If the “true” technical limit on latency were lower, there could still be undesirable technical trade-offs in achieving it that may make sense for network adapters but not graphics cards. Also, there could be economic obstacles to achieving a lower latency: With products sold for profit, any feature that drives up cost without increasing up sales could be a non-starter.

I found a site that claims users can configure the PCIe latency themselves (presumably with stability as a trade-off):

I am skeptical because PCI != PCIe, and PCIe is not a bus, it’s a point-to-point interconnect.

the network cards i refer to are primarily slot connected (pcie 8x or 16x, eg Solarflare) so i think its applicable to gpus.

i wonder if a TCC windows driver is lower latency than cuda linux? possibly since it doesnt support video they can be more flexible on pcie timings. is there something comparable to tcc on linux?

I have been told by multiple people who have used Windows with TCC driver and Linux on the same hardware platform is that Windows with the TCC driver offers a bit better performance due to overall slightly lower overhead. Some actual performance numbers I was shown indicated that the differences were tiny and not practically relevant. I consider performance differences under 2% noise.

I have never observed minimum kernel launch times below the 5 microsecond mark on any OS platform supported by CUDA, with any driver. Of course, you don’t have to rely on other people’s observations and can just give it a try yourself if you use a GPU that is supported by the TCC driver.

Maybe I am misunderstanding what Solarflare writes about their products, but on their website I read (emphasis mine):

I think it is unlikely that a kernel launch is strictly a send operation. At minimum, so blocking APIs can work and for the proper handling of (circular) command buffers, a GPU should send notifications indicating completed work units back to the CPU. So a launch is presumably of the form “process notifications received from GPU for completed previous work, then send data to GPU for new work”. The latency of a kernel launch would therefore be equivalent to the half round trip latency quoted for network cards. I admit this is (hopefully intelligent) speculation.
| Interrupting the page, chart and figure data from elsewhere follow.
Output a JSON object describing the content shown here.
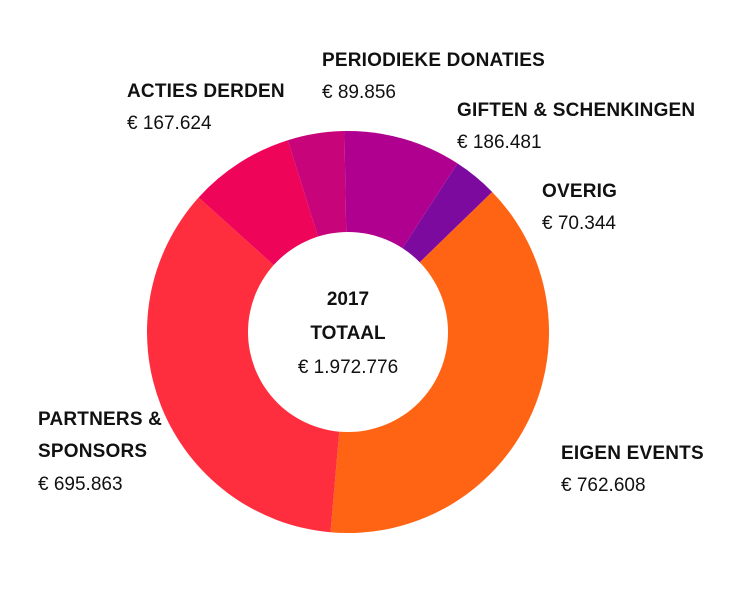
{
  "chart_data": {
    "type": "pie",
    "year": "2017",
    "total_label": "TOTAAL",
    "total_value": "€ 1.972.776",
    "slices": [
      {
        "name": "OVERIG",
        "value_label": "€ 70.344",
        "value": 70344,
        "color": "#7c0a9e"
      },
      {
        "name": "EIGEN EVENTS",
        "value_label": "€ 762.608",
        "value": 762608,
        "color": "#ff6414"
      },
      {
        "name": "PARTNERS &\nSPONSORS",
        "value_label": "€ 695.863",
        "value": 695863,
        "color": "#ff2e3e"
      },
      {
        "name": "ACTIES DERDEN",
        "value_label": "€ 167.624",
        "value": 167624,
        "color": "#ee0458"
      },
      {
        "name": "PERIODIEKE DONATIES",
        "value_label": "€ 89.856",
        "value": 89856,
        "color": "#c8047a"
      },
      {
        "name": "GIFTEN & SCHENKINGEN",
        "value_label": "€ 186.481",
        "value": 186481,
        "color": "#b00090"
      }
    ]
  }
}
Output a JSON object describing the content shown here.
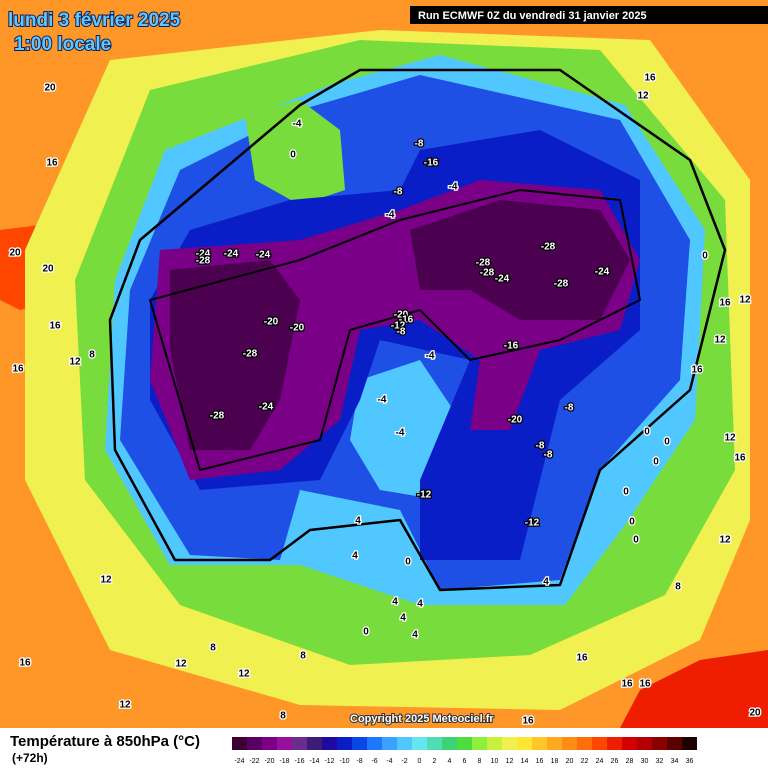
{
  "header": {
    "date": "lundi 3 février 2025",
    "time": "1:00 locale",
    "run": "Run ECMWF 0Z du vendredi 31 janvier 2025"
  },
  "copyright": "Copyright 2025 Meteociel.fr",
  "footer": {
    "title": "Température à 850hPa (°C)",
    "lead": "(+72h)"
  },
  "map_labels": [
    20,
    16,
    20,
    20,
    16,
    12,
    8,
    16,
    -4,
    0,
    -8,
    -16,
    -8,
    -4,
    -4,
    -24,
    -28,
    -24,
    -24,
    -28,
    -28,
    -28,
    -24,
    -24,
    -28,
    0,
    16,
    12,
    -20,
    -20,
    -20,
    -16,
    -12,
    -8,
    -16,
    -28,
    -4,
    16,
    12,
    -4,
    -8,
    -28,
    -24,
    -4,
    -20,
    -8,
    -8,
    0,
    0,
    12,
    16,
    0,
    0,
    -12,
    -12,
    0,
    0,
    4,
    4,
    0,
    4,
    8,
    4,
    4,
    4,
    0,
    4,
    12,
    8,
    12,
    8,
    12,
    16,
    12,
    8,
    16,
    16,
    16,
    16,
    20,
    12,
    16,
    12
  ],
  "colorbar": {
    "labels": [
      -24,
      -22,
      -20,
      -18,
      -16,
      -14,
      -12,
      -10,
      -8,
      -6,
      -4,
      -2,
      0,
      2,
      4,
      6,
      8,
      10,
      12,
      14,
      16,
      18,
      20,
      22,
      24,
      26,
      28,
      30,
      32,
      34,
      36
    ],
    "colors": [
      "#3c0032",
      "#5a0064",
      "#7a0088",
      "#96109c",
      "#6c2c8c",
      "#3c1c78",
      "#1e0aa0",
      "#0a1ec8",
      "#0a46e6",
      "#1e78ff",
      "#3ca0ff",
      "#50c8ff",
      "#64e6f0",
      "#50dcb4",
      "#3cd278",
      "#50dc3c",
      "#8cf03c",
      "#c8f03c",
      "#f0f050",
      "#ffe632",
      "#ffc828",
      "#ffaa1e",
      "#ff8c14",
      "#ff6e0a",
      "#ff4600",
      "#f01e00",
      "#d20000",
      "#b40000",
      "#8c0000",
      "#5a0000",
      "#1e0000"
    ]
  }
}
If you don’t want to rely on speculation, you could hook up a logic analyzer to the PCIe interconnect and study the traffic patterns as you are blasting a stream of kernel launches to the GPU.
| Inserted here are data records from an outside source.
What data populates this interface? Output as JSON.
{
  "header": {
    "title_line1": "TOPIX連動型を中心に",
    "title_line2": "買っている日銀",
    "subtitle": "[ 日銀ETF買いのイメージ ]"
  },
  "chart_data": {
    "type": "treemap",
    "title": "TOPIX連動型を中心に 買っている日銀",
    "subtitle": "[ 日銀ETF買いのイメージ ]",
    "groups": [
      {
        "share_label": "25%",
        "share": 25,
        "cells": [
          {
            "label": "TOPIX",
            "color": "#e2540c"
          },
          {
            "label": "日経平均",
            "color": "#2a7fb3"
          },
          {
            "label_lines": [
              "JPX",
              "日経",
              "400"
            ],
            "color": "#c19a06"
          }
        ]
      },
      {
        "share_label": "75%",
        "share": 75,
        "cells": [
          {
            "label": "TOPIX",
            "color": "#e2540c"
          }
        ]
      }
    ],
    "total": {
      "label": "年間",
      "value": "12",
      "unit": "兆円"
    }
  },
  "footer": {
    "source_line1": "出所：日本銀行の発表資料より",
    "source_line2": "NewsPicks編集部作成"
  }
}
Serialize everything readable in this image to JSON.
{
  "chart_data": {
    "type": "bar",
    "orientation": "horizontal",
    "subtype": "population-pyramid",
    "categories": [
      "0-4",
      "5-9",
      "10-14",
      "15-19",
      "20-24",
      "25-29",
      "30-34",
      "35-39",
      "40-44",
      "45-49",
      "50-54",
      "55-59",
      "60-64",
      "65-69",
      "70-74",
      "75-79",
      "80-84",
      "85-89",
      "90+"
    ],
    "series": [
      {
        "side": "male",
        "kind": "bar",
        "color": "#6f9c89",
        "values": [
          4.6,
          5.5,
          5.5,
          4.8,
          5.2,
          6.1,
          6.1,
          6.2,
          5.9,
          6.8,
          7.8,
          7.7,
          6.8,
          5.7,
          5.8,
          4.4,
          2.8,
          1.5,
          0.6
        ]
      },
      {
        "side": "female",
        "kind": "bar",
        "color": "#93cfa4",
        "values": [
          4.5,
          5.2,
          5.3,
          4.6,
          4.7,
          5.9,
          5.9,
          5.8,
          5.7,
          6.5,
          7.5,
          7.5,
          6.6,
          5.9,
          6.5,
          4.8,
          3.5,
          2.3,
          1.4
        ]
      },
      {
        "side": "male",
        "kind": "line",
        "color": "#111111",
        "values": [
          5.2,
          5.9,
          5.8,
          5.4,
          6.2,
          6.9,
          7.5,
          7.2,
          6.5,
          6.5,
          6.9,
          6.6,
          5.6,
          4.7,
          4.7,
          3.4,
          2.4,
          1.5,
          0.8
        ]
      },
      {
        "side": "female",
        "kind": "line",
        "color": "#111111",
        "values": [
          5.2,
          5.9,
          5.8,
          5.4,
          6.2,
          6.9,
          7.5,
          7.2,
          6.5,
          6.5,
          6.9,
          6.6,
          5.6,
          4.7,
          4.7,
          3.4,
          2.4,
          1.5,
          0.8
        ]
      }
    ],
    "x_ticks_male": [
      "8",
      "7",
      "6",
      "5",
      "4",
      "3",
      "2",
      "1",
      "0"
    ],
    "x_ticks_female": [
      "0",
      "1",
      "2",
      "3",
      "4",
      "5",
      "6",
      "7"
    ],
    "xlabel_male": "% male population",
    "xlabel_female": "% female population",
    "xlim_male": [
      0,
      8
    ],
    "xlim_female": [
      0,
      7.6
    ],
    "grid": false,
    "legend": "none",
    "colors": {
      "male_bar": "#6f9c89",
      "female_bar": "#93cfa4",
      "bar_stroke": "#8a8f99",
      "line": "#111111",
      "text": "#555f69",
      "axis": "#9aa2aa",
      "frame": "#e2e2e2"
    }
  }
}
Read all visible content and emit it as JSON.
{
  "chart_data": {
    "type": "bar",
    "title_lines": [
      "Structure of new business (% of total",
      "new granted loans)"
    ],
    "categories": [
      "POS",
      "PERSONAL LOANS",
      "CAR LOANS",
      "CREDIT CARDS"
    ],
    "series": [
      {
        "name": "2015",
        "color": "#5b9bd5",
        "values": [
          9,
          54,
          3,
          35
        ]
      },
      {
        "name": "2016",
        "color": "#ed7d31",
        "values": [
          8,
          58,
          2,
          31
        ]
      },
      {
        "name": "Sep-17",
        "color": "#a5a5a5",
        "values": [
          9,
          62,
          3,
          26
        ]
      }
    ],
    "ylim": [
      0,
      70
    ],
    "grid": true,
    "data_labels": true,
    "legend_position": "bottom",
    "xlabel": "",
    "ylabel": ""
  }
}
frankly I don’t know if it’s transferable to GPUs but they are delivering packets from the NIC over the PCIe bus to a user application in under 1us. Mellanox is down around 600us. To get below this we keep application logic entirely on the nic to avoid the bus. Notwithstanding we are already under 2us return trip to user space and have been for at least 7 years.
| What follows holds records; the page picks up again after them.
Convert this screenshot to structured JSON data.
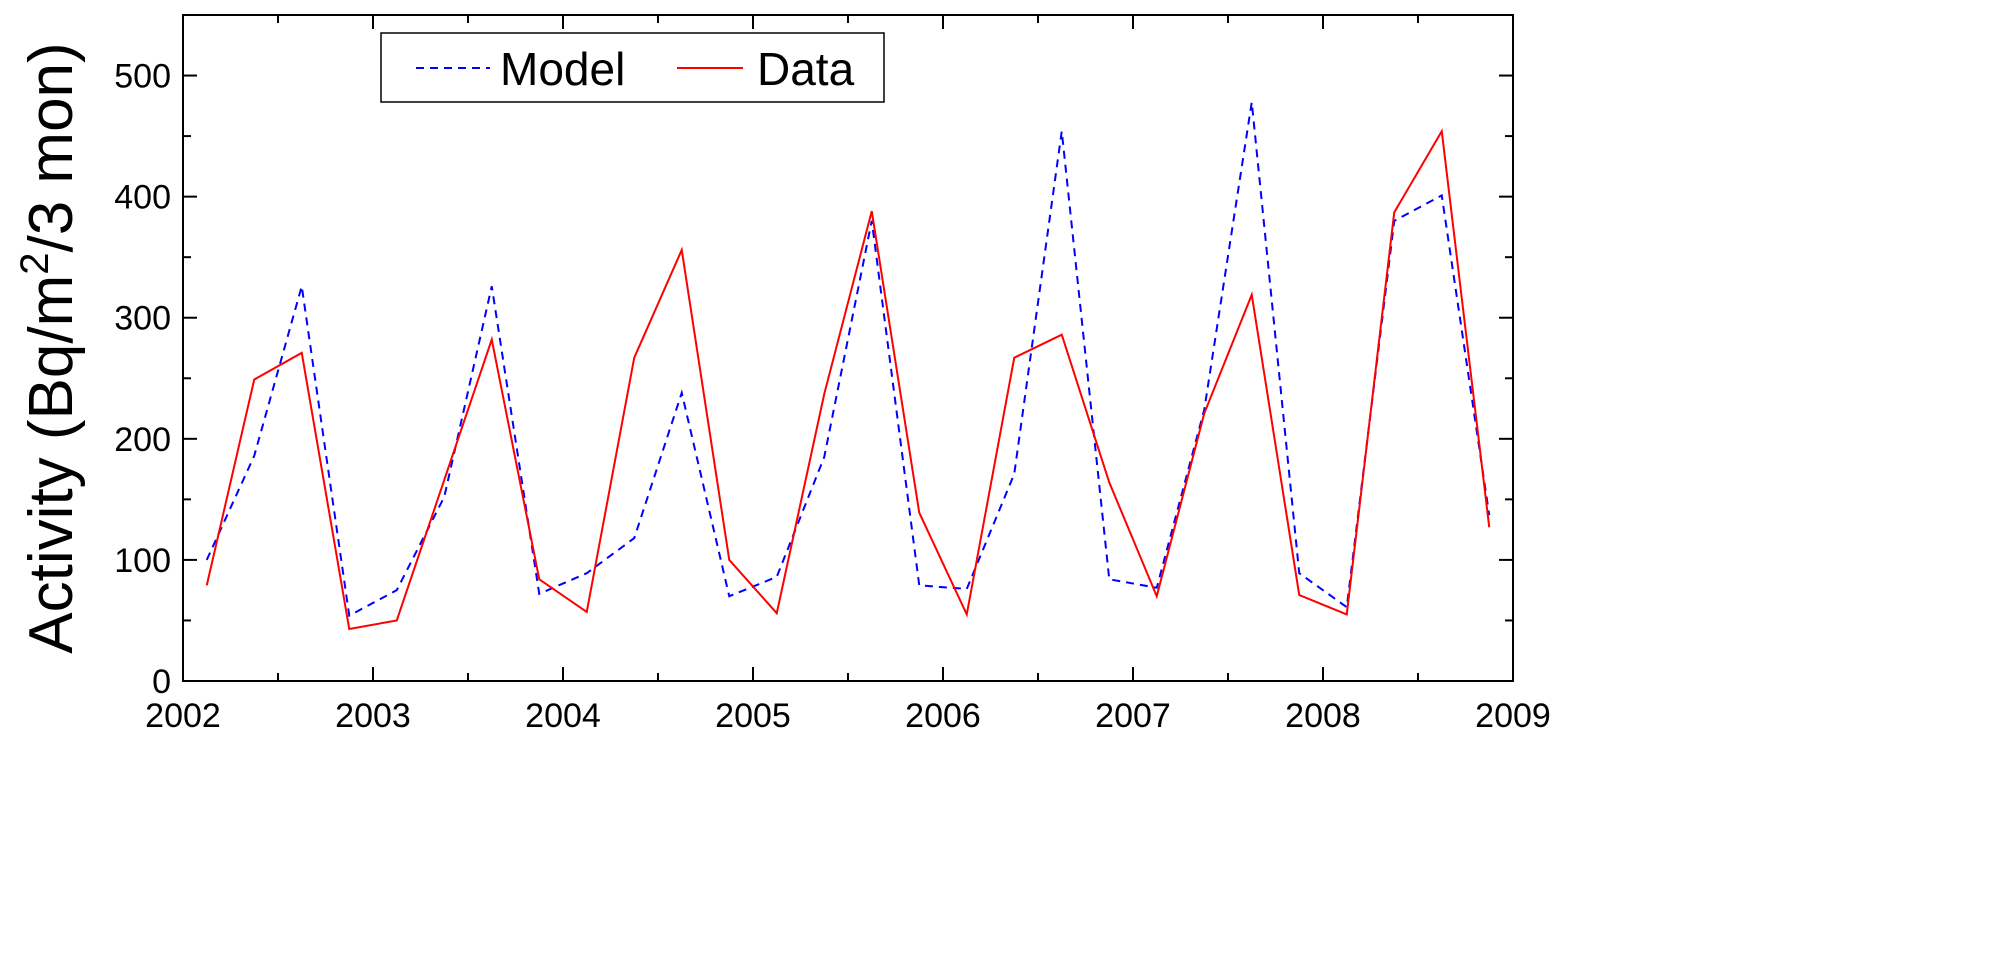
{
  "chart_data": {
    "type": "line",
    "title": "",
    "xlabel": "",
    "ylabel": "Activity (Bq/m",
    "ylabel_sup": "2",
    "ylabel_tail": "/3 mon)",
    "xlim": [
      2002,
      2009
    ],
    "ylim": [
      0,
      550
    ],
    "xticks": [
      "2002",
      "2003",
      "2004",
      "2005",
      "2006",
      "2007",
      "2008",
      "2009"
    ],
    "yticks": [
      "0",
      "100",
      "200",
      "300",
      "400",
      "500"
    ],
    "legend_position": "top-left",
    "x": [
      2002.125,
      2002.375,
      2002.625,
      2002.875,
      2003.125,
      2003.375,
      2003.625,
      2003.875,
      2004.125,
      2004.375,
      2004.625,
      2004.875,
      2005.125,
      2005.375,
      2005.625,
      2005.875,
      2006.125,
      2006.375,
      2006.625,
      2006.875,
      2007.125,
      2007.375,
      2007.625,
      2007.875,
      2008.125,
      2008.375,
      2008.625,
      2008.875
    ],
    "series": [
      {
        "name": "Model",
        "color": "#0000ff",
        "style": "dashed",
        "values": [
          100,
          186,
          326,
          54,
          75,
          152,
          326,
          72,
          89,
          118,
          238,
          70,
          86,
          185,
          380,
          79,
          76,
          171,
          454,
          84,
          77,
          224,
          478,
          89,
          61,
          380,
          401,
          137
        ]
      },
      {
        "name": "Data",
        "color": "#ff0000",
        "style": "solid",
        "values": [
          79,
          249,
          271,
          43,
          50,
          166,
          282,
          84,
          57,
          267,
          356,
          100,
          56,
          237,
          388,
          139,
          55,
          267,
          286,
          164,
          70,
          221,
          319,
          71,
          55,
          387,
          454,
          127
        ]
      }
    ]
  }
}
Re: solar flare as I said you need to read about the various driver modes. Eg:

Onload is a high-performance POSIX compliant network stack from Solarflare that dramatically reduces latency and x86 utilization, while increasing throughput and reducing latency. Onload supports TCP/UDP/IP network protocols by providing a standard Berkley Sockets Direct (BSD) Application Programming Interface (API), and requires no modifications to end user applications. Onload delivers half round trip latency in the 1,000 nanosecond range, by contrast the typical kernel stack latency is about 7,000 nanoseconds. It achieves these performance improvements in part by performing network processing in user, bypassing the OS kernel entirely, reducing the number of data copies, and kernel context switches.

Well, I grabbed the top-most advertised number from the website. If the marketing people at Solarflare know what they are doing, they will put the most relevant result there :-)

This is for receiving, not for sending. Therefore I am not sure how this relates to kernel launches. We know for sure that kernel launches must include a send operation, and they may include a receive operation by reasonable conjecture.

In any event, I don’t think we will resolve the issue of minimal kernel launch latency in this forum thread. You might consider filing a request for enhancement with NVIDIA, or if your application relies crucially on lowering the launch latency and you are (directly or indirectly) responsible for a purchasing decision on a good-sized batch of GPUs, maybe contact NVIDIA directly at one of their sales offices. Money talks.